Most analysts agree that this necessary adjustment to stock market prices was overdue with valuations, particularly in Saudi Arabia, at unsustainable levels. In short, the madness of crowds had driven prices way beyond anything reasonable and a crash was inevitable.
However, stock markets can never be entirely isolated from the societies in which they trade. To take the Dubai Financial Market, for example, some 300,000 local residents are registered in the market, and at the very least many will have seen their savings evaporate; in Saudi Arabia some estimates suggest up to a quarter of the population may have been trading on the local bourse.
Bad for consumer spending
When people lose money they become more cautious about spending at the very minimum, and at the other extreme are the margin traders who have been wiped out and lost everything. This removes both discretionary and some non-discretionary spending from an economy.
It is easiest to perceive this through extreme examples. The trader who would have bought a fast car will not buy one. The second holiday in London will be cancelled. For the less affluent plans for a lavish wedding for a younger member of the family will go. There is also a sense in which after a period of excess spending due to stock market gains, there is no need to consume more.
Even worse for banks
So much for lower consumer spending, a stock market crash also has serious implications for the banks and financial sector. Brokers will go broke for lack of stock trades but for the banks the problems are with their profligate lending policies during the boom which now come home to roost.
The banks will see bad loans grow, and have to increase provisions reducing their own profitability and ability to lend. The slowing of credit growth in the local economy will have a further impact compounding a marginal weakening of consumer spending. Indeed, it is arguable that a credit crunch is the most dangerous side-effect of a stock market crash.
This is also the mechanism whereby a stock market crash can cross-over into the real estate sector.
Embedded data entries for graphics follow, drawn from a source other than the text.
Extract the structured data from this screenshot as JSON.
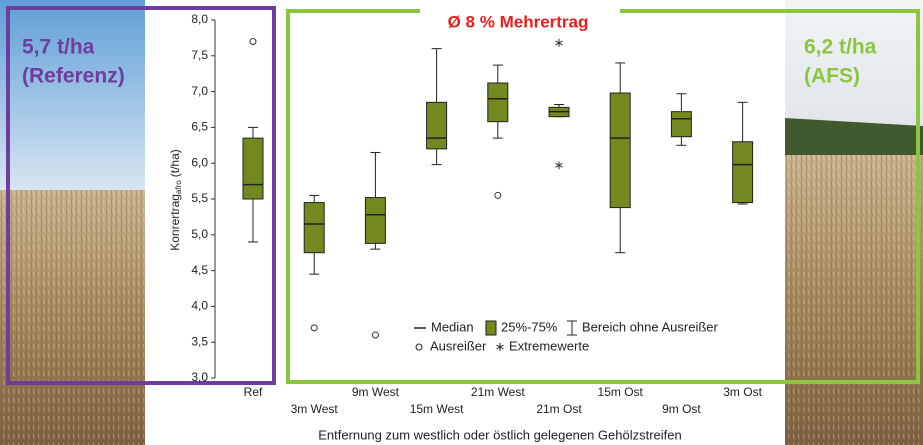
{
  "chart_data": {
    "type": "box",
    "categories": [
      "Ref",
      "3m West",
      "9m West",
      "15m West",
      "21m West",
      "21m Ost",
      "15m Ost",
      "9m Ost",
      "3m Ost"
    ],
    "boxes": [
      {
        "min": 4.9,
        "q1": 5.5,
        "median": 5.7,
        "q3": 6.35,
        "max": 6.5,
        "outliers": [
          7.7
        ],
        "extremes": []
      },
      {
        "min": 4.45,
        "q1": 4.75,
        "median": 5.15,
        "q3": 5.45,
        "max": 5.55,
        "outliers": [
          3.7
        ],
        "extremes": []
      },
      {
        "min": 4.8,
        "q1": 4.88,
        "median": 5.28,
        "q3": 5.52,
        "max": 6.15,
        "outliers": [
          3.6
        ],
        "extremes": []
      },
      {
        "min": 5.98,
        "q1": 6.2,
        "median": 6.35,
        "q3": 6.85,
        "max": 7.6,
        "outliers": [],
        "extremes": []
      },
      {
        "min": 6.35,
        "q1": 6.58,
        "median": 6.9,
        "q3": 7.12,
        "max": 7.37,
        "outliers": [
          5.55
        ],
        "extremes": []
      },
      {
        "min": 6.65,
        "q1": 6.65,
        "median": 6.72,
        "q3": 6.78,
        "max": 6.82,
        "outliers": [],
        "extremes": [
          7.68,
          5.97
        ]
      },
      {
        "min": 4.75,
        "q1": 5.38,
        "median": 6.35,
        "q3": 6.98,
        "max": 7.4,
        "outliers": [],
        "extremes": []
      },
      {
        "min": 6.25,
        "q1": 6.37,
        "median": 6.62,
        "q3": 6.72,
        "max": 6.97,
        "outliers": [],
        "extremes": []
      },
      {
        "min": 5.43,
        "q1": 5.45,
        "median": 5.98,
        "q3": 6.3,
        "max": 6.85,
        "outliers": [],
        "extremes": []
      }
    ],
    "color": "#72891f",
    "ylim": [
      3.0,
      8.0
    ],
    "yticks": [
      {
        "value": 3,
        "label": "3,0"
      },
      {
        "value": 3.5,
        "label": "3,5"
      },
      {
        "value": 4,
        "label": "4,0"
      },
      {
        "value": 4.5,
        "label": "4,5"
      },
      {
        "value": 5,
        "label": "5,0"
      },
      {
        "value": 5.5,
        "label": "5,5"
      },
      {
        "value": 6,
        "label": "6,0"
      },
      {
        "value": 6.5,
        "label": "6,5"
      },
      {
        "value": 7,
        "label": "7,0"
      },
      {
        "value": 7.5,
        "label": "7,5"
      },
      {
        "value": 8,
        "label": "8,0"
      }
    ],
    "ylabel": "Konrertrag",
    "ylabel_sub": "afro",
    "ylabel_unit": "(t/ha)",
    "xlabel": "Entfernung zum westlich oder östlich gelegenen Gehölzstreifen",
    "annotations": {
      "title": "Ø 8 % Mehrertrag",
      "ref_value": "5,7 t/ha",
      "ref_label": "(Referenz)",
      "afs_value": "6,2 t/ha",
      "afs_label": "(AFS)"
    },
    "legend": {
      "median": "Median",
      "box": "25%-75%",
      "whisker": "Bereich ohne Ausreißer",
      "outlier": "Ausreißer",
      "extreme": "Extremewerte"
    }
  }
}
It is true that not all stock market investors that have lost money would have bought a home, but if the banks tighten up on lending criteria that will reduce the availability of cash for anyone who wishes to do so.
Tighter money from the banks will also impact on the ability of developers to raise cash for real estate projects, and so reduce development activity.
Thus while a stock market crash in the Arab world is not going to stop economic growth at a time of very high oil prices, this is most definitely going to slow down economic growth from what was an unsustainable level to something more appropriate for the size of local economies. This might even be a good thing in the long-run.